И вдруг мое настроение изменилось. Почему? Я никогда не знаю, чем бывают вызваны такие перемены. Болтовня вокруг показалась мне уже не отвратительной, а захватывающей. Извечная портовая болтовня, такая же древняя, как сама Старая гавань, а быть может, ещё древнее. Чудесные, старые как мир портовые сплетни, не затихавшие с тех пор, как шумит Средиземное море. Сплетни финикийские я критские, греческие и римские… Никогда не переводились болтуны, боявшиеся не попасть на отходящий корабль и не сберечь своих денег; люди, бегущие от всех действительных и мнимых опасностей; дети, потерявшие своих матерей; матери, потерявшие своих детей; остатки разгромленных армий, беглые рабы, изгои – выходцы из разных стран. Все они в конце концов добирались до моря и старались попасть на корабли, чтобы открыть новые страны, откуда их тоже потом прогонят. Все они бежали от смерти, и смерть преследовала их по пятам. Здесь, должно быть, всегда стояли на якоре корабли – ведь это был рубеж Европы, и море врезалось в сушу. Здесь всегда искали временного прибежища, потому что дороги здесь упирались в море. Я чувствовал себя древним, как мир, мне казалось, что я живу на земле уже тысячи лет, казалось, что все это я уже пережил, и вместе с тем я ощущал себя молодым, жадным до всего, что ждет меня впереди, я чувствовал себя бессмертным. Но это чувство вскоре прошло, оно было слишком сильным для меня, слабого. Меня снова охватило отчаяние, отчаяние и тоска по родине. Мне было жаль своих зря потраченных двадцати семи лет, растерянных в чужих странах.
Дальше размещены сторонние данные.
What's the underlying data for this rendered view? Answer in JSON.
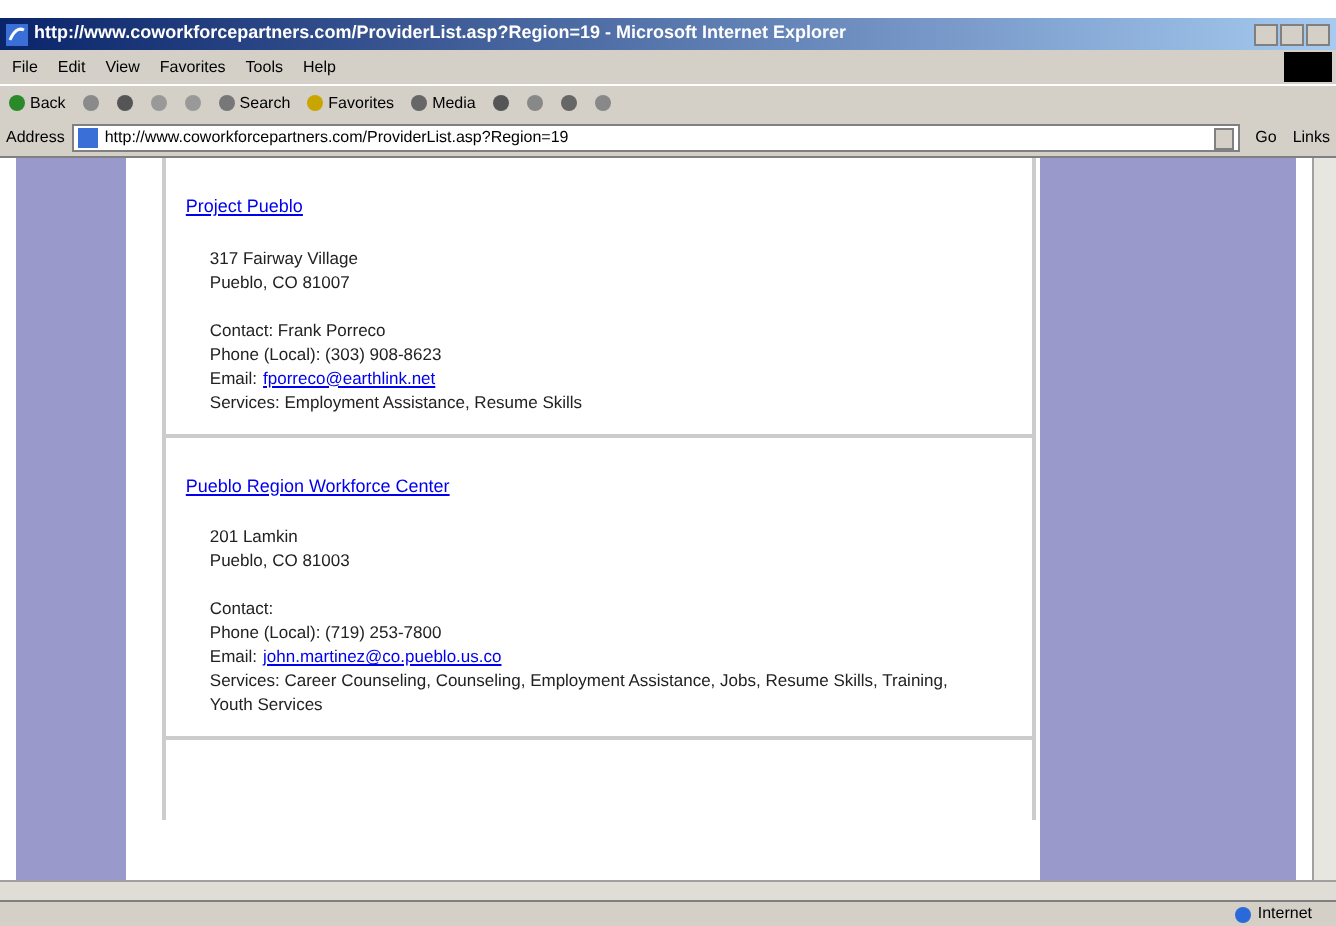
{
  "window": {
    "title": "http://www.coworkforcepartners.com/ProviderList.asp?Region=19 - Microsoft Internet Explorer"
  },
  "menu": [
    "File",
    "Edit",
    "View",
    "Favorites",
    "Tools",
    "Help"
  ],
  "toolbar": {
    "back": "Back",
    "search": "Search",
    "favorites": "Favorites",
    "media": "Media"
  },
  "address_bar": {
    "label": "Address",
    "value": "http://www.coworkforcepartners.com/ProviderList.asp?Region=19",
    "go": "Go",
    "links": "Links"
  },
  "providers": [
    {
      "name": "Project Pueblo",
      "address": [
        "317 Fairway Village",
        "Pueblo, CO 81007"
      ],
      "contact": "Contact: Frank Porreco",
      "phone": "Phone (Local): (303) 908-8623",
      "email_label": "Email:",
      "email": "fporreco@earthlink.net",
      "services": "Services: Employment Assistance, Resume Skills"
    },
    {
      "name": "Pueblo Region Workforce Center",
      "address": [
        "201 Lamkin",
        "Pueblo, CO 81003"
      ],
      "contact": "Contact:",
      "phone": "Phone (Local): (719) 253-7800",
      "email_label": "Email:",
      "email": "john.martinez@co.pueblo.us.co",
      "services": "Services: Career Counseling, Counseling, Employment Assistance, Jobs, Resume Skills, Training, Youth Services"
    }
  ],
  "status_bar": {
    "zone": "Internet"
  }
}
За соседним столиком теперь говорили о пароходе «Алезия», который направлялся в Бразилию, но был задержан англичанами в Дакаре, потому что на его борту находились французские офицеры. Все пассажиры попали в концлагерь где-то в Африке. Как весело говорил об этом рассказчик! Должно быть, оттого, что те, кому посчастливилось попасть на «Алезию», были теперь так же далеки от цели, как и он сам. Я и эту историю слышал уже несметное число раз. Я тосковал по простой песне, по птицам и цветам, я тосковал по голосу матери, которая меня бранила, когда я был мальчишкой. О, убийственная болтовня!
Солнце скрылось за фортом св. Николая. Пробило шесть. Мой равнодушный взгляд упал на дверь. Она снова завертелась, и в кафе вошла женщина. Что мне вам об этом сказать? Я могу сказать только одно: она вошла. Человек который покончил с собой на улице Вожирар, мог бы это выразить иначе. Я могу сказать только одно: она вошла Вы, надеюсь, не потребуете, чтобы я вам ее описал. Да в ту минуту я и не разглядел толком, была ли она блондинкой или брюнеткой, совсем молоденькой или постарше. Она вошла, остановилась у дверей и оглядела зал. Лицо ее выражало напряженное ожидание, почти страх. Словно она надеялась и вместе с тем боялась кого-то здесь увидеть Какие бы мысли ни волновали ее, они не имели никакого отношения к визам, в этом я был уверен. Сначала она пересекла ту часть зала, которую и я мог оглядеть со своего места и которая выходила на Бельгийскую набережную. Я следил за ней и видел, как острый кончик ее капюшона вырисовывается на фоне большого, уже посеревшего окна. Вдруг меня охватил страх, что она больше никогда не вернется – ведь в дальней части кафе тоже была дверь на улицу, она могла выйти через эту дверь. Но незнакомка сразу же повернула назад. Ее юное лицо выражало уже не ожидание, а разочарование.